Sophie Williamson ’22 is a Psychology and Education Studies double major from Lexington, MA. She is currently interested in early childhood development and education, and the practice of translating research into practice in the classroom. When she is not in class she works as a tutor and Coordinator for the Traverse Square Afterschool program. In her free time, she enjoys reading, cooking, and baking.

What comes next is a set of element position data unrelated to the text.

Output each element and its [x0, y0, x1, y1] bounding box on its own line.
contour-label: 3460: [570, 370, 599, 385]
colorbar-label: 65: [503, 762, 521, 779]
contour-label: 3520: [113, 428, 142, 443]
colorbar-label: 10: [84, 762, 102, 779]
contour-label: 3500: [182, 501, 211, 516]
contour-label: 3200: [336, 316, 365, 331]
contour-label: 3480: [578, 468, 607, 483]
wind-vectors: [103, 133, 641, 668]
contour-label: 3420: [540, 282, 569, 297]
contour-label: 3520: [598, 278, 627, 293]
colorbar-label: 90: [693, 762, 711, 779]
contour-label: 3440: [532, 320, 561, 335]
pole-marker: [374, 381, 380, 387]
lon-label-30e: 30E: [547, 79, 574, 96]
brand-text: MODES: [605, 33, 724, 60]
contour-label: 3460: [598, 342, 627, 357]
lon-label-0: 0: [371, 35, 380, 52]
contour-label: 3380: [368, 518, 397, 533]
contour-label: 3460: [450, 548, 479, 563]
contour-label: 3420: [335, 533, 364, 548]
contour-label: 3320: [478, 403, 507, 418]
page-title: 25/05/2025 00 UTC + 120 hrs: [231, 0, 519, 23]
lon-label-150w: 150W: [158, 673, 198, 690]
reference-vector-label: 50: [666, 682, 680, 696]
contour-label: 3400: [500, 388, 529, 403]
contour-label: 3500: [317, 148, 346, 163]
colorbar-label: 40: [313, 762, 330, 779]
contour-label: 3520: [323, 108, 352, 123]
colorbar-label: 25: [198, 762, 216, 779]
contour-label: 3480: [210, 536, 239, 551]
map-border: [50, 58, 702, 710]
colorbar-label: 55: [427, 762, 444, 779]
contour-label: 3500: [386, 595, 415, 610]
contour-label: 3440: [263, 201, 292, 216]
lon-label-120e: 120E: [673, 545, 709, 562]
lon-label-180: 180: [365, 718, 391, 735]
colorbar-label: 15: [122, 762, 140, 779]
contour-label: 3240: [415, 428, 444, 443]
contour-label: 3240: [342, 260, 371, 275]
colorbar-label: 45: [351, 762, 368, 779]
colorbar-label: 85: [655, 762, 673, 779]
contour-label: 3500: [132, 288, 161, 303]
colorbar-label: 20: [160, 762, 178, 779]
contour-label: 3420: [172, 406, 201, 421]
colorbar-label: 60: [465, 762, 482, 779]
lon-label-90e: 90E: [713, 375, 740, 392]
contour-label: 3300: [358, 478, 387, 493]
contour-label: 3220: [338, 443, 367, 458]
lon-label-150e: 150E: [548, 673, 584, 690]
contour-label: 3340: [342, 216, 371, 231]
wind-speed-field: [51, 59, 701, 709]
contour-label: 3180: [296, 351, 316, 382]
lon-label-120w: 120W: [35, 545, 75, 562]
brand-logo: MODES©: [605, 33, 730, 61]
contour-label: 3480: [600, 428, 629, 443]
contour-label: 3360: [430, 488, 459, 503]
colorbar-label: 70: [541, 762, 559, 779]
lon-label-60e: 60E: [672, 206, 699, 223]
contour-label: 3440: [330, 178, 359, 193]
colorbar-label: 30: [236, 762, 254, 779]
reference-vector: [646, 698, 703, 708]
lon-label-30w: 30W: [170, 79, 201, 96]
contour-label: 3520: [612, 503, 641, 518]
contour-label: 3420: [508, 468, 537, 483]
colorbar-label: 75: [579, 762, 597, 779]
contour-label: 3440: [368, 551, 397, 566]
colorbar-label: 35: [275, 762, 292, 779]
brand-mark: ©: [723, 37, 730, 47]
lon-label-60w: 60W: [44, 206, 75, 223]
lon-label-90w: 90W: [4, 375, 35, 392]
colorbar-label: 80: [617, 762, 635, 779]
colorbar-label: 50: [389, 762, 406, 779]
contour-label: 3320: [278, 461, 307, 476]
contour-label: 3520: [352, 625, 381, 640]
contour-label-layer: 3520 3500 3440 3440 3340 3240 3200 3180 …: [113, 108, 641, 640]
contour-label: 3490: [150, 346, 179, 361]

Abstract: Fidelity of implementation measures the extent to which teachers or other implementors follow the ideal of an intervention. It serves as a measure of internal validity, a check of experimental manipulation, and can allow researchers to attribute success or failures to the intervention. It is a crucial element of an educational intervention, but many studies do not even mention it. With the Wesleyan Preschool Math Games, a set of research-based math games intended to be implemented by teachers through guided play, we have designed a series of measurements to test fidelity of implementation. Fidelity of implementation is a multidimensional concept and includes both structural fidelity (presence or absence of key intervention elements) and procedural fidelity (quality of the implementation). The first tool in our measurement battery is a pre-training questionnaire to assess teachers’ natural guidance style. This is valuable because teachers’ own pedagogical philosophies often predict their fidelity of implementation. The second tool in our measurement set will be a questionnaire to assess structural fidelity (e.g., which game did you play, how long was the play session). Our final instrument, a coding sheet for recorded classroom observations, serves as a check of experimental manipulation and a measurement of procedural fidelity (e.g., the total number of guided play interactions, how the teacher is interacting with the students, and who is initiating the math talk). By observing and coding the classrooms, we will better understand what is happening in the classroom across conditions and check that our study conditions are distinguishable from each other.